Presidential Office spokesman Lo Chih-chiang (羅智強) recently issued a statement in which he expressed views related to the fact that prosecutors have said members of the military tortured former Air Force Command serviceman Chiang Kuo-ching (江國慶) and that this led to the wrongful conviction and execution of Chiang.
Lo addressed the fact that the so-called “true killer,” Hsu Jung-chou (許榮洲), was being charged with rape and murder and that former defense minister and then-commander of the Air Force Command, Chen Chao-min (陳肇敏), and eight other officers would not face charges because the statute of limitations has expired.
Speaking on behalf of President Ma Ying-jeou (馬英九), Lo said Ma thinks the government should carefully reflect on the mistakes committed by the military staff concerned and that these mistakes would not be repeated. Lo said Ma had to respect that as president he should not interfere in any ongoing investigation.
Lo said that since the military was re-opening the Chiang case to allow it to reverse the verdict and clear Chiang’s name, in accordance with legal procedure, Ma would respect the outcome of the re-examinations of the case.
The military judicial re--examination has not produced any results, but the prosecutors’ investigation into the case shows that Chiang was indeed tortured. However, because the statute of limitations has passed, nobody will be charged. In simpler terms, nobody needs to take responsibility for what happened. Is this what Ma must respect?
When the Chiang case became an issue once again this year, Ma said, via Lo, that since coming to office he has always placed an emphasis on human rights, that he was opposed to wrongful convictions and that he would continue to carry out judicial reform. Not until public criticism was directed at the Ministry of National Defense for reacting too slowly did Ma change his tune.
On Feb 1, he visited Chiang’s mother, to whom he apologized and declared that case would be re-investigated and Chiang’s innocence proven. He also said those responsible would be held to account and that the family would be given help to obtain compensation.

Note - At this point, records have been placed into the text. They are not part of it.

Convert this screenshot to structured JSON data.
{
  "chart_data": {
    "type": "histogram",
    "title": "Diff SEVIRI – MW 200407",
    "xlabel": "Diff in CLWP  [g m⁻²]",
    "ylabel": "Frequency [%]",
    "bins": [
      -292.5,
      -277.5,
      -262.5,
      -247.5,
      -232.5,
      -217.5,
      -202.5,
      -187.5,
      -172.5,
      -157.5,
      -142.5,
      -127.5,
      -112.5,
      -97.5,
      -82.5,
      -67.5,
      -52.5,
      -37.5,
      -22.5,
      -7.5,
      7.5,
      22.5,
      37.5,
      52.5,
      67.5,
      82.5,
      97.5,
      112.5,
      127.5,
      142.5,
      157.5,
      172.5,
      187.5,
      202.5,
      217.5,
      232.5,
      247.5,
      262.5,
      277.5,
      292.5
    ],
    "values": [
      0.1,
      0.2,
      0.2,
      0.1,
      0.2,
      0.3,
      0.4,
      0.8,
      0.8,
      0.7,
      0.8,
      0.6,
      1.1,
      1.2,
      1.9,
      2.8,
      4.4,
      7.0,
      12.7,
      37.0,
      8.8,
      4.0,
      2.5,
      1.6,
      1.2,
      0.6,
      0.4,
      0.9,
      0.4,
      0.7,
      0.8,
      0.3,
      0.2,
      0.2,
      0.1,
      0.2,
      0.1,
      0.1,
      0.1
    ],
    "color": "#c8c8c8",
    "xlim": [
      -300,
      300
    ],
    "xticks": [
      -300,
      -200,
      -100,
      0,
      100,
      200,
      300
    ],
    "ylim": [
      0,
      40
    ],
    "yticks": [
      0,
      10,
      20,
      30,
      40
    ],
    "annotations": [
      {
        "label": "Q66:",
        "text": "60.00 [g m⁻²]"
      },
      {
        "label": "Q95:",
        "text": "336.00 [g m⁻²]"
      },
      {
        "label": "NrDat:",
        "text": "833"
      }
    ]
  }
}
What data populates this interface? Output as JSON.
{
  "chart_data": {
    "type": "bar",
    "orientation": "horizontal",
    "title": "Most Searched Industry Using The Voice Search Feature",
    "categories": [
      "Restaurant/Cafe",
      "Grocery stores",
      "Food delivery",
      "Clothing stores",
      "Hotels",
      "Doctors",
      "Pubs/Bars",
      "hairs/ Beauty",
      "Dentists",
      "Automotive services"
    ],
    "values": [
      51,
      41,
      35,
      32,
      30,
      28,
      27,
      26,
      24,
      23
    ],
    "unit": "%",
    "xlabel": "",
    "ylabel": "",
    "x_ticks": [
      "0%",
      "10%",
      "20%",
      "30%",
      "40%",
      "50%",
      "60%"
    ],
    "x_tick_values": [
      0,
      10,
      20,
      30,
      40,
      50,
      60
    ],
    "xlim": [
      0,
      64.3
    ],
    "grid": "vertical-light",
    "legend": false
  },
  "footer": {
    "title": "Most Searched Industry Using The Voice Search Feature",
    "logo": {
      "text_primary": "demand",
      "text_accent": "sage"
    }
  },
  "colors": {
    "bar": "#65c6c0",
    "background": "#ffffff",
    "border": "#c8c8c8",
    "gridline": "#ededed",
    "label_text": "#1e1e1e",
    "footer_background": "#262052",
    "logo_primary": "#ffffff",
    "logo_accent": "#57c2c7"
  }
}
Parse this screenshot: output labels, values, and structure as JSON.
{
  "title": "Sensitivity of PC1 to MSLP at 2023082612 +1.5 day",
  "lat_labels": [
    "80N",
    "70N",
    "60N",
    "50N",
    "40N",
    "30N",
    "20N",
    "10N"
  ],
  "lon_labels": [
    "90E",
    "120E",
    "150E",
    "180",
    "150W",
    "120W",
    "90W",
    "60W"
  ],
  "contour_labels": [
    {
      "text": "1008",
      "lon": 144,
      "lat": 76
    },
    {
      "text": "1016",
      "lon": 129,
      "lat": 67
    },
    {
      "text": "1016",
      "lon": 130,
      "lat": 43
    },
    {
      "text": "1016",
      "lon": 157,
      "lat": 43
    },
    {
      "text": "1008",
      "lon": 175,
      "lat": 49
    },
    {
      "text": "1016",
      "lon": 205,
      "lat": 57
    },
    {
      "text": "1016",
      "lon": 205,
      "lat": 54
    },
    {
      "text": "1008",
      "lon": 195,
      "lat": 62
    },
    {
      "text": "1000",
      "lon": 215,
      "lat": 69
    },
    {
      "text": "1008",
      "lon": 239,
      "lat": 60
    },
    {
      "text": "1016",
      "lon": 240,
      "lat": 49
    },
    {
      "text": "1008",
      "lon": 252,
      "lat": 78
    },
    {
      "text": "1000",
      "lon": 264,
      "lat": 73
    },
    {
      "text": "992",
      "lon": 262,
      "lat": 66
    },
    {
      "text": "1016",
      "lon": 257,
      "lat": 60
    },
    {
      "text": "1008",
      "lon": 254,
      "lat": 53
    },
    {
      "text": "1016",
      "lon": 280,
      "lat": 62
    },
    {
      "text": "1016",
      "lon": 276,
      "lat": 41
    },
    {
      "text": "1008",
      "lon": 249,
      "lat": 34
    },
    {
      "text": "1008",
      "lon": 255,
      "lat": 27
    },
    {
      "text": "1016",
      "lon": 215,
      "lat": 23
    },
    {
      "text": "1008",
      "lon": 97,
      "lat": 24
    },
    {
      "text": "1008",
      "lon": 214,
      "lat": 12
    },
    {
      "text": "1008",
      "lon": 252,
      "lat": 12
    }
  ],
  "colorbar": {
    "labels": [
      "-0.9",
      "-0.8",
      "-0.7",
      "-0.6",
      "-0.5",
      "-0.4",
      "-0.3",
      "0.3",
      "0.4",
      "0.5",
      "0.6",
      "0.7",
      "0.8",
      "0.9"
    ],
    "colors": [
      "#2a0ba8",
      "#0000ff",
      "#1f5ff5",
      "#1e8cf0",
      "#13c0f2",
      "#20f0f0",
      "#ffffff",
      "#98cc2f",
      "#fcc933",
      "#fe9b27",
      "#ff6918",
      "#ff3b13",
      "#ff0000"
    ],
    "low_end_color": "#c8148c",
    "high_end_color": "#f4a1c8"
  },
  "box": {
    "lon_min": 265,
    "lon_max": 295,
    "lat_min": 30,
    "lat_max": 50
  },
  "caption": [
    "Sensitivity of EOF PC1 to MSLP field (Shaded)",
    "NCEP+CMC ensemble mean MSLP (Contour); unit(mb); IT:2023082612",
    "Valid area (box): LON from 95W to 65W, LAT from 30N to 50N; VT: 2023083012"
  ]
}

Efforts toward clearing Chiang’s name are only about to begin and there seems to be no hope that those responsible will be held to account. There is not sign of compensation for the Chiang family.
The reason prosecutors have now charged “the real culprit” Hsu is that they think the examination shows that a palm print left behind by the murderer on the wooden frame of the window in the toilet where the victim’s body was found matched Hsu’s right palm print. In addition, the reappraisal of the original report on tissue paper taken from the murder scene was not sufficient to prove that Chiang was guilty and a test of the utility knife found at the scene did not find any evidence to prove it was Chiang’s or show any signs of blood from the victim.
In other words, not a single piece of evidence — not palm prints, tissue paper or the utility knife — proved Chiang was involved in the murder. Prosecutors have also proved that Chiang was threatened and tortured by several members of Air Force Command’s counterintelligence unit, who abused their powers to illegally obtain a confession. The torture produced the involuntary confession.
If things are really like the prosecutors said, then they fit Article 125 of the Criminal Code and its prescriptions on the statute of limitations for those who abuse their power. This is because if the material evidence does not match the accused in anyway, then according to the law, a confession alone is not enough to issue a guilty verdict.
The “confession” was obviously inconsistent with the facts and Article 125 of the Criminal Code states that those causing someone known to be innocent to be charged and given the death sentence should be given a prison sentence of seven years or more. This constitutes a felony for which the statute of limitation is at least 20 years.
Therefore, these military officers can still be charged, so one wonders why the prosecutors cannot charge them.
Furthermore, Chen and the other military officers involved in the Chiang case were not military prosecutors or judges and so it was not part of their official duties to prosecute or punish criminals. That means that they are not subject to the regulations regarding abuse of power prescribed in the Criminal Code.
However, according to Article 31 of the code, if someone lacking the appropriate status and someone with the appropriate status jointly commit a crime, the person without the appropriate status should still be considered an accomplice and convicted for abuse of power.
The best example of such a case is one involving former first lady Wu Shu-jen (吳淑珍), who was prosecuted as an accomplice in the corruption case against her husband, former president Chen Shui-bian (陳水扁).
So why should a case that is also being handled by the Supreme Prosecutors’ Office Special Investigation Panel (SIP) be handled according to a different set of standards? The task force set up to re-investigate the Chiang case is a complete joke as it is only trying to prevent certain officials from being held to account.
The latest investigation by prosecutors may have helped prove Chiang’s innocence, but as far as holding those responsible to account goes, we have merely seen how good the SIP is at covering up for officials.
Ma’s visit to the Chiang family on Feb 1 seemed to show that he wanted to become involved in this case, but at this crucial juncture he has pulled his head in again and is ignoring the issue. It is deeply worrying that it will prove impossible to bring an end to the use of torture and that all Ma’s talk about the government carefully reflecting on its past mistakes is nothing more than a bunch of lies.
Can Ma seriously “respect” the way the military judiciary is helping officials shirk responsibility?
Lin Feng-jeng is a lawyer and executive director of the Judicial Reform Foundation.